Several of the early planted potatoes are up and I planted a few more today.
Grass is growing enough that the cattle are getting a little to eat. They still like the hay in the feeders though so I guess I'm lucky to have some left.
Due to the continuing dry conditions a total fire ban is on this area which is fine by me. Some people get a little careless lighting fires and disaster results.

Saturday, May 5, 2018

A Little Surprise

This little calf showed up this afternoon when I went to give the cows a pail of oat chop. Earlier this week I was convinced I had lost the cow and calf as well. She was missing Monday morning and I spent a few hours and miles driving around on the trike searching the entire quarter. Round and round the bushes looking in to all the likely spots. Walked through a good many of them with no sign of the missing cow.
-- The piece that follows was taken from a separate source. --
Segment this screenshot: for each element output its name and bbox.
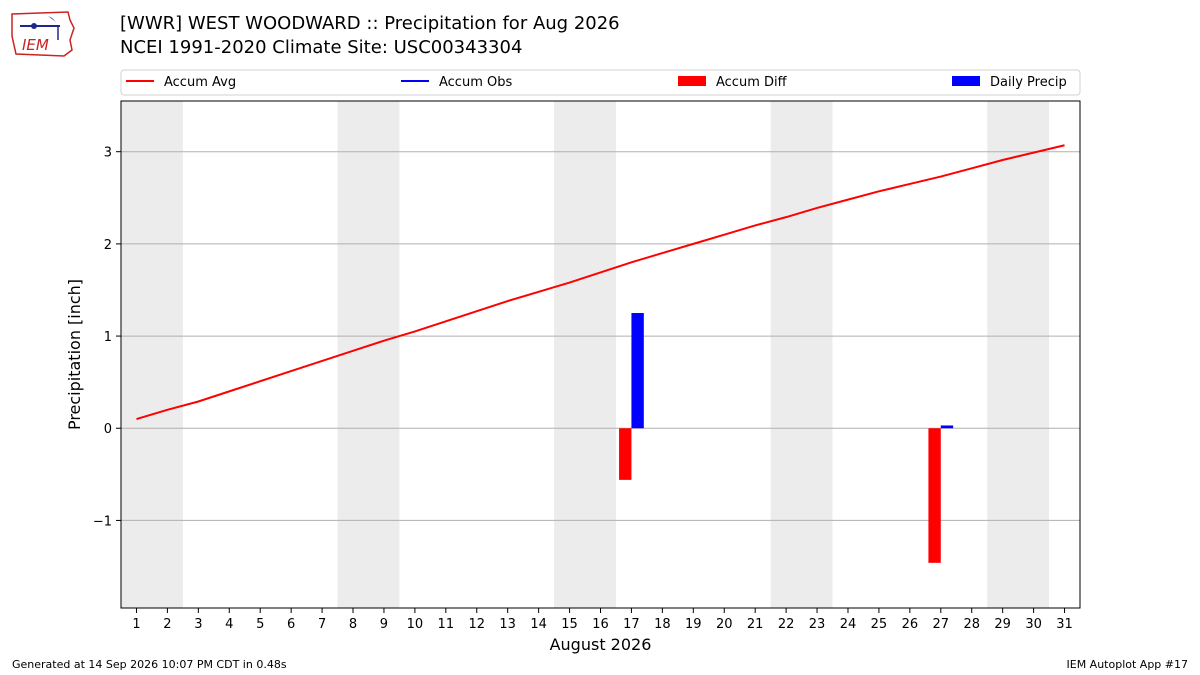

I even sent the drone up for an overhead view but could not see a sign of her. I figured she must have had trouble calving and likely dead. Searched some more a couple of days later when I was convinced I had heard a cow bawling. Sat out in the pasture listening for a repeat but nothing. Must have been a goose, moose, or my imagination.
Couple of days ago the heifer showed up with the rest of the herd at the chop trough. It was good to see that she had survived but no sign of a calf anywhere so I figured it was laying dead somewhere. She didn't seem too concerned but I did hear her bawling for her missing calf some time later. Normal I guess. She will get over it.
So today the calf is here with the others looking normal enough. Just amazes me I did all that searching and never was able to find them until they decided to come back to the yard.